I have already spoken of several of the smaller parallels within parallels that this great central scene contains. Suffice it to add that in the descriptions of the various pairs of opponents at the gates there are still more parallels: the movement within each pair, as within the play as a whole, is from foreign to Theban; and just as Eteocles’ public generalship and even his words diabolically recoil upon himself in personal disaster, so, through Eteocles’ verbal manipulations, the public mission and the emblems and words associated with it recoil upon each Argive champion in turn.

For two reasons I shall deal but briefly with the concluding sections of the play. First, the text of these last portions is corrupt and in dispute at so many points that at best one can do no more than suggest their general movement. Second, while these scenes do contain clear reflections of the play’s basic rhythm, these reflections do not possess the many-layered complexity found in the earlier sections.

As already mentioned, the dominant theme in these last scenes is that of the curse, just as the dominant theme in early scenes was that of the war. At the beginning of each section there is, however, a clear, if short-lived, recurrence of the war theme.

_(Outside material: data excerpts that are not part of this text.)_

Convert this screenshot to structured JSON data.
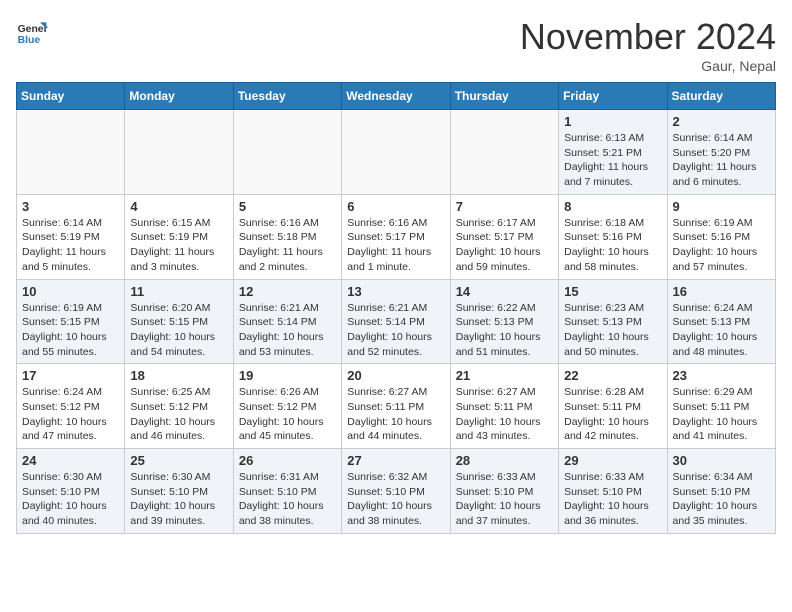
{
  "header": {
    "logo_general": "General",
    "logo_blue": "Blue",
    "month_title": "November 2024",
    "location": "Gaur, Nepal"
  },
  "weekdays": [
    "Sunday",
    "Monday",
    "Tuesday",
    "Wednesday",
    "Thursday",
    "Friday",
    "Saturday"
  ],
  "weeks": [
    [
      {
        "day": "",
        "empty": true
      },
      {
        "day": "",
        "empty": true
      },
      {
        "day": "",
        "empty": true
      },
      {
        "day": "",
        "empty": true
      },
      {
        "day": "",
        "empty": true
      },
      {
        "day": "1",
        "sunrise": "Sunrise: 6:13 AM",
        "sunset": "Sunset: 5:21 PM",
        "daylight": "Daylight: 11 hours and 7 minutes."
      },
      {
        "day": "2",
        "sunrise": "Sunrise: 6:14 AM",
        "sunset": "Sunset: 5:20 PM",
        "daylight": "Daylight: 11 hours and 6 minutes."
      }
    ],
    [
      {
        "day": "3",
        "sunrise": "Sunrise: 6:14 AM",
        "sunset": "Sunset: 5:19 PM",
        "daylight": "Daylight: 11 hours and 5 minutes."
      },
      {
        "day": "4",
        "sunrise": "Sunrise: 6:15 AM",
        "sunset": "Sunset: 5:19 PM",
        "daylight": "Daylight: 11 hours and 3 minutes."
      },
      {
        "day": "5",
        "sunrise": "Sunrise: 6:16 AM",
        "sunset": "Sunset: 5:18 PM",
        "daylight": "Daylight: 11 hours and 2 minutes."
      },
      {
        "day": "6",
        "sunrise": "Sunrise: 6:16 AM",
        "sunset": "Sunset: 5:17 PM",
        "daylight": "Daylight: 11 hours and 1 minute."
      },
      {
        "day": "7",
        "sunrise": "Sunrise: 6:17 AM",
        "sunset": "Sunset: 5:17 PM",
        "daylight": "Daylight: 10 hours and 59 minutes."
      },
      {
        "day": "8",
        "sunrise": "Sunrise: 6:18 AM",
        "sunset": "Sunset: 5:16 PM",
        "daylight": "Daylight: 10 hours and 58 minutes."
      },
      {
        "day": "9",
        "sunrise": "Sunrise: 6:19 AM",
        "sunset": "Sunset: 5:16 PM",
        "daylight": "Daylight: 10 hours and 57 minutes."
      }
    ],
    [
      {
        "day": "10",
        "sunrise": "Sunrise: 6:19 AM",
        "sunset": "Sunset: 5:15 PM",
        "daylight": "Daylight: 10 hours and 55 minutes."
      },
      {
        "day": "11",
        "sunrise": "Sunrise: 6:20 AM",
        "sunset": "Sunset: 5:15 PM",
        "daylight": "Daylight: 10 hours and 54 minutes."
      },
      {
        "day": "12",
        "sunrise": "Sunrise: 6:21 AM",
        "sunset": "Sunset: 5:14 PM",
        "daylight": "Daylight: 10 hours and 53 minutes."
      },
      {
        "day": "13",
        "sunrise": "Sunrise: 6:21 AM",
        "sunset": "Sunset: 5:14 PM",
        "daylight": "Daylight: 10 hours and 52 minutes."
      },
      {
        "day": "14",
        "sunrise": "Sunrise: 6:22 AM",
        "sunset": "Sunset: 5:13 PM",
        "daylight": "Daylight: 10 hours and 51 minutes."
      },
      {
        "day": "15",
        "sunrise": "Sunrise: 6:23 AM",
        "sunset": "Sunset: 5:13 PM",
        "daylight": "Daylight: 10 hours and 50 minutes."
      },
      {
        "day": "16",
        "sunrise": "Sunrise: 6:24 AM",
        "sunset": "Sunset: 5:13 PM",
        "daylight": "Daylight: 10 hours and 48 minutes."
      }
    ],
    [
      {
        "day": "17",
        "sunrise": "Sunrise: 6:24 AM",
        "sunset": "Sunset: 5:12 PM",
        "daylight": "Daylight: 10 hours and 47 minutes."
      },
      {
        "day": "18",
        "sunrise": "Sunrise: 6:25 AM",
        "sunset": "Sunset: 5:12 PM",
        "daylight": "Daylight: 10 hours and 46 minutes."
      },
      {
        "day": "19",
        "sunrise": "Sunrise: 6:26 AM",
        "sunset": "Sunset: 5:12 PM",
        "daylight": "Daylight: 10 hours and 45 minutes."
      },
      {
        "day": "20",
        "sunrise": "Sunrise: 6:27 AM",
        "sunset": "Sunset: 5:11 PM",
        "daylight": "Daylight: 10 hours and 44 minutes."
      },
      {
        "day": "21",
        "sunrise": "Sunrise: 6:27 AM",
        "sunset": "Sunset: 5:11 PM",
        "daylight": "Daylight: 10 hours and 43 minutes."
      },
      {
        "day": "22",
        "sunrise": "Sunrise: 6:28 AM",
        "sunset": "Sunset: 5:11 PM",
        "daylight": "Daylight: 10 hours and 42 minutes."
      },
      {
        "day": "23",
        "sunrise": "Sunrise: 6:29 AM",
        "sunset": "Sunset: 5:11 PM",
        "daylight": "Daylight: 10 hours and 41 minutes."
      }
    ],
    [
      {
        "day": "24",
        "sunrise": "Sunrise: 6:30 AM",
        "sunset": "Sunset: 5:10 PM",
        "daylight": "Daylight: 10 hours and 40 minutes."
      },
      {
        "day": "25",
        "sunrise": "Sunrise: 6:30 AM",
        "sunset": "Sunset: 5:10 PM",
        "daylight": "Daylight: 10 hours and 39 minutes."
      },
      {
        "day": "26",
        "sunrise": "Sunrise: 6:31 AM",
        "sunset": "Sunset: 5:10 PM",
        "daylight": "Daylight: 10 hours and 38 minutes."
      },
      {
        "day": "27",
        "sunrise": "Sunrise: 6:32 AM",
        "sunset": "Sunset: 5:10 PM",
        "daylight": "Daylight: 10 hours and 38 minutes."
      },
      {
        "day": "28",
        "sunrise": "Sunrise: 6:33 AM",
        "sunset": "Sunset: 5:10 PM",
        "daylight": "Daylight: 10 hours and 37 minutes."
      },
      {
        "day": "29",
        "sunrise": "Sunrise: 6:33 AM",
        "sunset": "Sunset: 5:10 PM",
        "daylight": "Daylight: 10 hours and 36 minutes."
      },
      {
        "day": "30",
        "sunrise": "Sunrise: 6:34 AM",
        "sunset": "Sunset: 5:10 PM",
        "daylight": "Daylight: 10 hours and 35 minutes."
      }
    ]
  ]
}
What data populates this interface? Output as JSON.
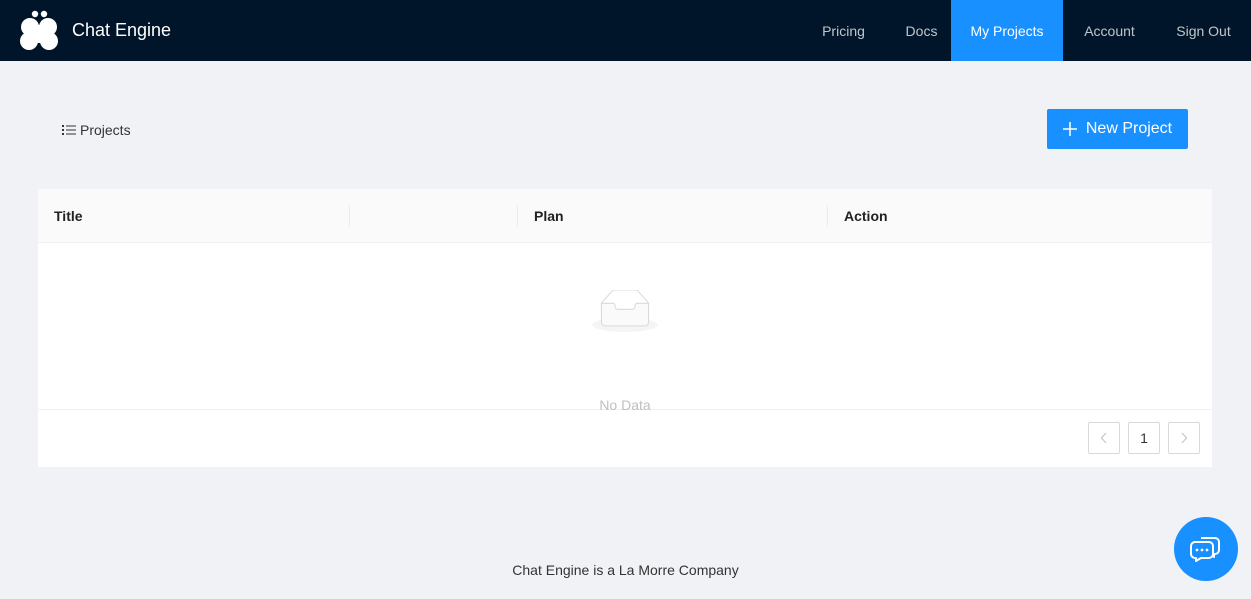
{
  "header": {
    "brand": "Chat Engine",
    "logo_icon": "chat-engine-logo-icon",
    "nav": [
      {
        "label": "Pricing",
        "active": false
      },
      {
        "label": "Docs",
        "active": false
      },
      {
        "label": "My Projects",
        "active": true
      },
      {
        "label": "Account",
        "active": false
      },
      {
        "label": "Sign Out",
        "active": false
      }
    ]
  },
  "toolbar": {
    "projects_label": "Projects",
    "projects_icon": "list-icon",
    "new_project_label": "New Project",
    "new_project_icon": "plus-icon"
  },
  "table": {
    "columns": [
      "Title",
      "",
      "Plan",
      "Action"
    ],
    "rows": [],
    "empty_text": "No Data",
    "empty_icon": "empty-inbox-icon"
  },
  "pagination": {
    "prev_icon": "chevron-left-icon",
    "current_page": "1",
    "next_icon": "chevron-right-icon"
  },
  "footer": {
    "text": "Chat Engine is a La Morre Company"
  },
  "chat_widget": {
    "icon": "chat-bubbles-icon"
  },
  "colors": {
    "header_bg": "#001529",
    "accent": "#1890ff",
    "page_bg": "#f0f2f5"
  }
}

Thus the fourth section (792–821) begins with the messenger’s explicit reference to the city’s victory in war (792 f.), a theme that soon gives way to his and the chorus’ preoccupation with the curse-determined death of the brothers; and the long choral passage beginning at 822 similarly opens its lamentations over the brothers and the curse with a clear glance at the new-found safety of the city (825 f.)

Source: David H. Porter, ‘‘The Magnetism of Destruction: Aeschylus’ Seven,’’ in Only Connect: Three Studies in Greek Tragedy, University Press of America, 1987, pp. 1–44.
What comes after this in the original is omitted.